So we parted, and, as I walked across the hill homeward, haunted by that gentle face, I thought of Melampus, that old philosopher who loved the wild things so and had made such friends with them, that they had taught him their language and told him all their secrets:
With love exceeding a simple
love of the things
That glide in grasses and rubble of woody
wreck;
Or change their perch on a beat of quivering
wings
From branch to branch, only restful to
pipe and peck;
Or, bridled, curl at a touch their snouts
in a ball;
Or cast their web between bramble and
thorny hook;
The good physician, Melampus, loving them
all,
Among them walked, as a scholar who reads
a book.
As I dipped into the little thick-set wood that surrounds my house, something stood for a second in one of the openings, then was gone like a shadow. I was glad to think how full of bracken and hollows, and mysterious holes and corners of mossed and lichened safety was our old wood—for the shadow was a fox. I like to think it was the very fox we had been talking about come to find shelter with me—and, if he stole a meal out of our hen-roost, I gave it him before he asked it, with all the will in the world.
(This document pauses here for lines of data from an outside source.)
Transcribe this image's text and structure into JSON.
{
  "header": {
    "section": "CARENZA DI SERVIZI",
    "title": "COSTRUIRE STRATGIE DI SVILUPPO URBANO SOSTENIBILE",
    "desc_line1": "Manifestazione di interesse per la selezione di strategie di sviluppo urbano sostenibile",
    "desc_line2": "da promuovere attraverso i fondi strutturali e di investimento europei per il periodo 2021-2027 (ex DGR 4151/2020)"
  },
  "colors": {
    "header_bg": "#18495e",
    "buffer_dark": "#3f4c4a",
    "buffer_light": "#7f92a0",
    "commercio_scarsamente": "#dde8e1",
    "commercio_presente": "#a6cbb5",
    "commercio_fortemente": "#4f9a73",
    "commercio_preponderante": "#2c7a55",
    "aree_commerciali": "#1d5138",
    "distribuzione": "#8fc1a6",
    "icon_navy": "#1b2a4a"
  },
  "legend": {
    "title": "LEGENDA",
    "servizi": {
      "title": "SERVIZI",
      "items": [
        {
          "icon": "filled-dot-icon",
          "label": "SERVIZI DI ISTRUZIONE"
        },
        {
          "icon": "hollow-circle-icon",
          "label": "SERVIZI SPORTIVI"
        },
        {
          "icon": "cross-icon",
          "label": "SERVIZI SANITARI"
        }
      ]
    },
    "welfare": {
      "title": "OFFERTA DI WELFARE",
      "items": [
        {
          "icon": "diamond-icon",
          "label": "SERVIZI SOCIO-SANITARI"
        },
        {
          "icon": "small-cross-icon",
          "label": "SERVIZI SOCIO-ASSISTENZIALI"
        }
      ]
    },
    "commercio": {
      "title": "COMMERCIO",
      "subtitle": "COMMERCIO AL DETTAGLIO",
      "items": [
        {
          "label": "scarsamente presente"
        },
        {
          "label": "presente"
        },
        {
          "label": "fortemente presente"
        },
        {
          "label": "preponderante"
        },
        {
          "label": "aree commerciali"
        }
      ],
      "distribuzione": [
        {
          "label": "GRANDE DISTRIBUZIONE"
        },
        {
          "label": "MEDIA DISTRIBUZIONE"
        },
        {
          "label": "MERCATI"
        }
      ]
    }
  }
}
I hope he chose a good fat hen, and not one of your tough old capons that sometimes come to table.
XV
THE LITTLE GHOST IN THE GARDEN
I don’t know in what corner of the garden his busy little life now takes its everlasting rest. None of us had the courage to stand by, that summer morning, when Morris, our old negro man, buried him, and we felt sympathetic for Morris that the sad job should fall upon him, for Morris loved him just as we did. Perhaps if we had loved him less, more sentimentally than deeply, we should have indulged in some sort of appropriate ceremonial, and marked his grave with a little stone. But, as I have said, his grave, like that of the great prophet, is a secret to this day. None of us has ever asked Morris about it, and his grief has been as reticent as our own. I wondered the other night, as I walked the garden in a veiled moonlight, whether it was near the lotus-tanks he was lying—for I remembered how he would stand there, almost by the hour, watching the goldfish that we had engaged to protect us against mosquitoes, moving mysteriously under the shadows of the great flat leaves. In his short life he grew to understand much of this strange world, but he never got used to those goldfish; and often I have seen him, after a long wistful contemplation of them, turn away with a sort of half-frightened, puzzled bark, as though to say that he gave it up. Or, does he lie, I wonder, somewhere among the long grass of the salt-marsh, that borders our garden, and in perigee tides widens out into a lake. There indeed would be his appropriate country, for there was the happy hunting-ground through which in life he was never tired of roaming, in the inextinguishable hope of mink, and with the occasional certainty of a water-rat.